# $$CatBoost\ PredictionDiff \ Feature\ Importance\ Tutorial$$

Sometimes it is very important to understand which feature made the greatest contribution to the final result. To do this, the CatBoost model has a get_feature_importance method.

In [1]:
import numpy as np
from catboost import CatBoost, Pool, datasets
from sklearn.model_selection import train_test_split

First, let's prepare the dataset:

In [2]:
train_df, test_df = datasets.msrank_10k()

In [3]:
X_train, y_train, group_id_train = np.array(train_df.drop([0, 1], axis=1)), np.array(train_df[0]), np.array(train_df[1])
X_test, y_test, group_id_test = np.array(test_df.drop([0, 1], axis=1)), np.array(test_df[0]), np.array(test_df[1])
train_pool = Pool(X_train, y_train, group_id=group_id_train)
test_pool = Pool(X_test, y_test, group_id=group_id_test)

Let's train CatBoost:

In [4]:
model = CatBoost({'iterations': 50, 'loss_function': 'YetiRank', 'verbose': False, 'random_seed': 42})
model.fit(train_pool);

Catboost provides several types of feature importances. One of them is PredictionDiff: A vector with contributions of each feature to the RawFormulaVal difference for each pair of objects.

Let's find such pair of objects in 1-st group in test pool that our model ranks in wrong order.

In [5]:
# find 1st group
group_size = 1
while group_id_test[group_size] == group_id_test[0]:
    group_size += 1

# get predictions
target = y_test[:group_size]
prediction = model.predict(X_test[: group_size], prediction_type='RawFormulaVal')
prediction = zip(prediction, target, range(group_size))

In [6]:
# find a wrong ranked pair of objects
wrong_prediction_idxs = [
    int(np.max([(x[0], x[2]) for x in prediction if x[1] == 0])),
    int(np.min([(x[1], x[2]) for x in prediction if x[1] == 3]))
]
test_pool_slice = X_test[wrong_prediction_idxs]

zip(model.predict(test_pool_slice, prediction_type='RawFormulaVal'), target[wrong_prediction_idxs])

[(0.16605430089485623, 0.0), (-0.011438740254469434, 3.0)]

Let's calculate PredictionDiff for these two objects and see most important features.

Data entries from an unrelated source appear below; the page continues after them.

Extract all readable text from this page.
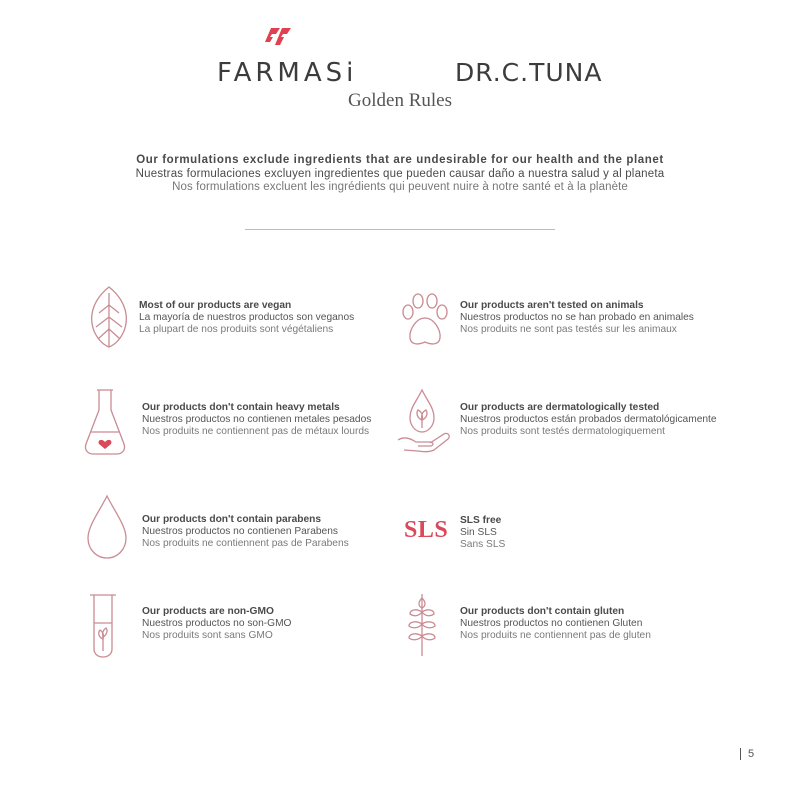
FARMASi	DR.C.TUNA
Golden Rules
Our formulations exclude ingredients that are undesirable for our health and the planet
Nuestras formulaciones excluyen ingredientes que pueden causar daño a nuestra salud y al planeta
Nos formulations excluent les ingrédients qui peuvent nuire à notre santé et à la planète
Most of our products are vegan
La mayoría de nuestros productos son veganos
La plupart de nos produits sont végétaliens
Our products aren't tested on animals
Nuestros productos no se han probado en animales
Nos produits ne sont pas testés sur les animaux
Our products don't contain heavy metals
Nuestros productos no contienen metales pesados
Nos produits ne contiennent pas de métaux lourds
Our products are dermatologically tested
Nuestros productos están probados dermatológicamente
Nos produits sont testés dermatologiquement
Our products don't contain parabens
Nuestros productos no contienen Parabens
Nos produits ne contiennent pas de Parabens
SLS SLS free
Sin SLS
Sans SLS
Our products are non-GMO
Nuestros productos no son-GMO
Nos produits sont sans GMO
Our products don't contain gluten
Nuestros productos no contienen Gluten
Nos produits ne contiennent pas de gluten
5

As you can see, changing in the feature 133 could change model prediction.

In [7]:
prediction_diff = model.get_feature_importance(type='PredictionDiff', data=test_pool_slice, prettified=True)
prediction_diff.head(10)

Unnamed: 0,Feature Id,Importances
0,133,0.297181
1,107,0.141921
2,64,0.08289
3,10,0.065537
4,14,0.061547
5,7,0.061138
6,59,0.058217
7,122,0.043991
8,54,0.042972
9,49,0.042607


In [8]:
model.plot_predictions(
    data=test_pool_slice,
    features_to_change=prediction_diff["Feature Id"][:3],
    plot=True);